Constantin Prisecaru est « managing partner » de Sotheby’s International Realty en Roumanie. Ce diplômé en histoire a créé Artmark Historical Estate en 2014, et a racheté cette année la franchise locale de Sotheby’s International Realty. Il marie son amour pour l’art et l’architecture à son expérience dans l’immobilier afin de sauver un patrimoine historique menacé…
Comment le marché de l’immobilier de luxe se porte-t-il ?
La pandémie a modifié les tendances, les propriétés situées dans des endroits plus isolés, en pleine nature, sont devenues attractives. Les gens souhaitent acheter une maison de vacances qu’ils transformeront éventuellement en résidence permanente. La demande a été particulièrement forte pour des maisons traditionnelles, que ce soit près de Bucarest, en Transylvanie, dans la région de Vâlcea, au bord de la mer Noire, dans le delta de Danube, ou en Bucovine, sans oublier la zone de Saschiz-Viscri, déjà très prisée. Idem pour les maisons modernes avec un joli design, situées par exemple dans la vallée de Prahova et faciles d’accès depuis Bucarest. Une autre catégorie, qui est l’essence de notre marque, porte sur les monuments historiques, les manoirs ou les châteaux, réhabilités en résidences, sièges de sociétés, hôtels, cliniques privées, maisons de retraite, colonies de vacances ou centres d’événements.

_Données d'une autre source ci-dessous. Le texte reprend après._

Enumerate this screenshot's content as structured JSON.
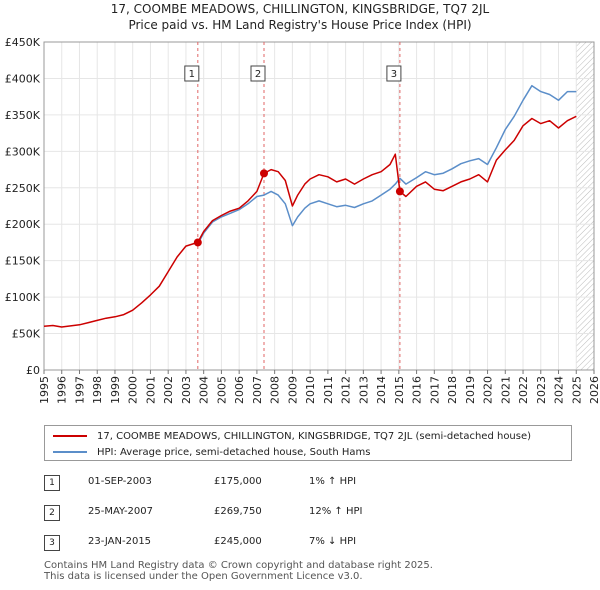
{
  "chart_data": {
    "type": "line",
    "title": "17, COOMBE MEADOWS, CHILLINGTON, KINGSBRIDGE, TQ7 2JL",
    "subtitle": "Price paid vs. HM Land Registry's House Price Index (HPI)",
    "xlim": [
      1995,
      2026
    ],
    "ylim": [
      0,
      450000
    ],
    "x_ticks": [
      "1995",
      "1996",
      "1997",
      "1998",
      "1999",
      "2000",
      "2001",
      "2002",
      "2003",
      "2004",
      "2005",
      "2006",
      "2007",
      "2008",
      "2009",
      "2010",
      "2011",
      "2012",
      "2013",
      "2014",
      "2015",
      "2016",
      "2017",
      "2018",
      "2019",
      "2020",
      "2021",
      "2022",
      "2023",
      "2024",
      "2025",
      "2026"
    ],
    "y_ticks": [
      {
        "value": 0,
        "label": "£0"
      },
      {
        "value": 50000,
        "label": "£50K"
      },
      {
        "value": 100000,
        "label": "£100K"
      },
      {
        "value": 150000,
        "label": "£150K"
      },
      {
        "value": 200000,
        "label": "£200K"
      },
      {
        "value": 250000,
        "label": "£250K"
      },
      {
        "value": 300000,
        "label": "£300K"
      },
      {
        "value": 350000,
        "label": "£350K"
      },
      {
        "value": 400000,
        "label": "£400K"
      },
      {
        "value": 450000,
        "label": "£450K"
      }
    ],
    "series": [
      {
        "name": "17, COOMBE MEADOWS, CHILLINGTON, KINGSBRIDGE, TQ7 2JL (semi-detached house)",
        "color": "#cc0000",
        "points": [
          [
            1995.0,
            60000
          ],
          [
            1995.5,
            61000
          ],
          [
            1996.0,
            59000
          ],
          [
            1996.5,
            60500
          ],
          [
            1997.0,
            62000
          ],
          [
            1997.5,
            65000
          ],
          [
            1998.0,
            68000
          ],
          [
            1998.5,
            71000
          ],
          [
            1999.0,
            73000
          ],
          [
            1999.5,
            76000
          ],
          [
            2000.0,
            82000
          ],
          [
            2000.5,
            92000
          ],
          [
            2001.0,
            103000
          ],
          [
            2001.5,
            115000
          ],
          [
            2002.0,
            135000
          ],
          [
            2002.5,
            155000
          ],
          [
            2003.0,
            170000
          ],
          [
            2003.67,
            175000
          ],
          [
            2004.0,
            190000
          ],
          [
            2004.5,
            205000
          ],
          [
            2005.0,
            212000
          ],
          [
            2005.5,
            218000
          ],
          [
            2006.0,
            222000
          ],
          [
            2006.5,
            232000
          ],
          [
            2007.0,
            245000
          ],
          [
            2007.4,
            269750
          ],
          [
            2007.8,
            275000
          ],
          [
            2008.2,
            272000
          ],
          [
            2008.6,
            260000
          ],
          [
            2009.0,
            225000
          ],
          [
            2009.3,
            240000
          ],
          [
            2009.7,
            255000
          ],
          [
            2010.0,
            262000
          ],
          [
            2010.5,
            268000
          ],
          [
            2011.0,
            265000
          ],
          [
            2011.5,
            258000
          ],
          [
            2012.0,
            262000
          ],
          [
            2012.5,
            255000
          ],
          [
            2013.0,
            262000
          ],
          [
            2013.5,
            268000
          ],
          [
            2014.0,
            272000
          ],
          [
            2014.5,
            282000
          ],
          [
            2014.8,
            296000
          ],
          [
            2015.06,
            245000
          ],
          [
            2015.4,
            238000
          ],
          [
            2016.0,
            252000
          ],
          [
            2016.5,
            258000
          ],
          [
            2017.0,
            248000
          ],
          [
            2017.5,
            246000
          ],
          [
            2018.0,
            252000
          ],
          [
            2018.5,
            258000
          ],
          [
            2019.0,
            262000
          ],
          [
            2019.5,
            268000
          ],
          [
            2020.0,
            258000
          ],
          [
            2020.5,
            288000
          ],
          [
            2021.0,
            302000
          ],
          [
            2021.5,
            315000
          ],
          [
            2022.0,
            335000
          ],
          [
            2022.5,
            345000
          ],
          [
            2023.0,
            338000
          ],
          [
            2023.5,
            342000
          ],
          [
            2024.0,
            332000
          ],
          [
            2024.5,
            342000
          ],
          [
            2025.0,
            348000
          ]
        ]
      },
      {
        "name": "HPI: Average price, semi-detached house, South Hams",
        "color": "#5b8ec9",
        "points": [
          [
            2003.67,
            173000
          ],
          [
            2004.0,
            188000
          ],
          [
            2004.5,
            203000
          ],
          [
            2005.0,
            210000
          ],
          [
            2005.5,
            215000
          ],
          [
            2006.0,
            220000
          ],
          [
            2006.5,
            228000
          ],
          [
            2007.0,
            238000
          ],
          [
            2007.4,
            240000
          ],
          [
            2007.8,
            245000
          ],
          [
            2008.2,
            240000
          ],
          [
            2008.6,
            228000
          ],
          [
            2009.0,
            198000
          ],
          [
            2009.3,
            210000
          ],
          [
            2009.7,
            222000
          ],
          [
            2010.0,
            228000
          ],
          [
            2010.5,
            232000
          ],
          [
            2011.0,
            228000
          ],
          [
            2011.5,
            224000
          ],
          [
            2012.0,
            226000
          ],
          [
            2012.5,
            223000
          ],
          [
            2013.0,
            228000
          ],
          [
            2013.5,
            232000
          ],
          [
            2014.0,
            240000
          ],
          [
            2014.5,
            248000
          ],
          [
            2014.8,
            255000
          ],
          [
            2015.06,
            263000
          ],
          [
            2015.4,
            255000
          ],
          [
            2016.0,
            264000
          ],
          [
            2016.5,
            272000
          ],
          [
            2017.0,
            268000
          ],
          [
            2017.5,
            270000
          ],
          [
            2018.0,
            276000
          ],
          [
            2018.5,
            283000
          ],
          [
            2019.0,
            287000
          ],
          [
            2019.5,
            290000
          ],
          [
            2020.0,
            282000
          ],
          [
            2020.5,
            305000
          ],
          [
            2021.0,
            330000
          ],
          [
            2021.5,
            348000
          ],
          [
            2022.0,
            370000
          ],
          [
            2022.5,
            390000
          ],
          [
            2023.0,
            382000
          ],
          [
            2023.5,
            378000
          ],
          [
            2024.0,
            370000
          ],
          [
            2024.5,
            382000
          ],
          [
            2025.0,
            382000
          ]
        ]
      }
    ],
    "transactions": [
      {
        "num": "1",
        "x": 2003.67,
        "price": 175000,
        "date": "01-SEP-2003",
        "price_label": "£175,000",
        "hpi": "1% ↑ HPI"
      },
      {
        "num": "2",
        "x": 2007.4,
        "price": 269750,
        "date": "25-MAY-2007",
        "price_label": "£269,750",
        "hpi": "12% ↑ HPI"
      },
      {
        "num": "3",
        "x": 2015.06,
        "price": 245000,
        "date": "23-JAN-2015",
        "price_label": "£245,000",
        "hpi": "7% ↓ HPI"
      }
    ],
    "hatched_from": 2025.0,
    "legend_position": "below-chart"
  },
  "footer": {
    "line1": "Contains HM Land Registry data © Crown copyright and database right 2025.",
    "line2": "This data is licensed under the Open Government Licence v3.0."
  }
}
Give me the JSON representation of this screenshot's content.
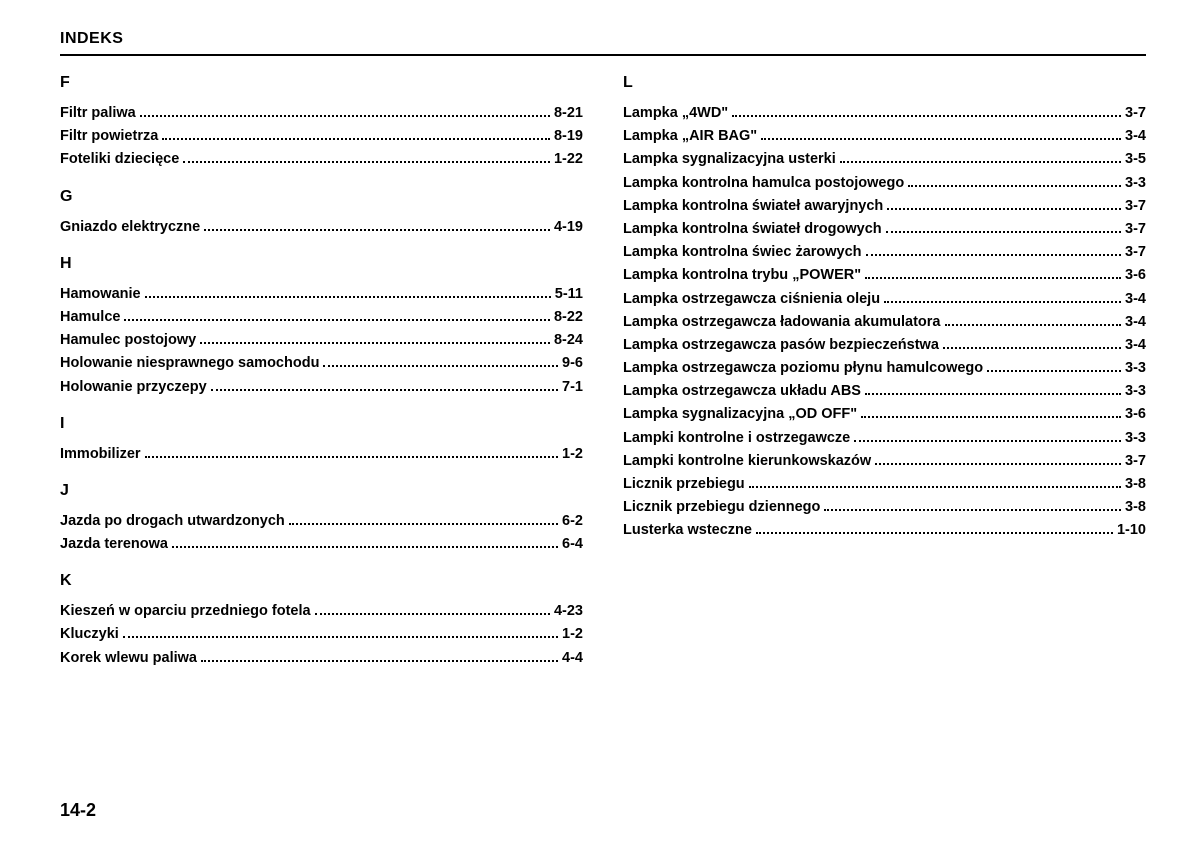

Un patrimoine néanmoins toujours plus fragile…
Effectivement, c’est d’ailleurs la raison principale de notre activité qui a commencé en 2014, la réhabilitation de monuments historiques qui, autrement, péricliteraient. Les propriétés ayant appartenu à l’aristocratie roumaine ont été confisquées dans les années 1945-1950 et rétrocédées aux héritiers des propriétaires après 1989. Or, beaucoup ne vivent plus en Roumanie et n’ont plus de lien sentimental avec ces propriétés, à part peut-être le souvenir de grands-parents qui y ont vécu. Cela a créé une niche sur le marché, les détenteurs de ces biens ne savent pas trop que faire de maisons qui, en raison de la durée des démarches de rétrocession, sont souvent très dégradées. Nous avons donc décidé de promouvoir ces propriétés historiques en attirant des investisseurs, et en offrant toute une gamme de services allant de l’évaluation au conseil juridique, en passant par l’expertise en matière de réhabilitation et de gestion. Car il n’est pas simple de gérer, par exemple, un boutique-hôtel installé dans un château.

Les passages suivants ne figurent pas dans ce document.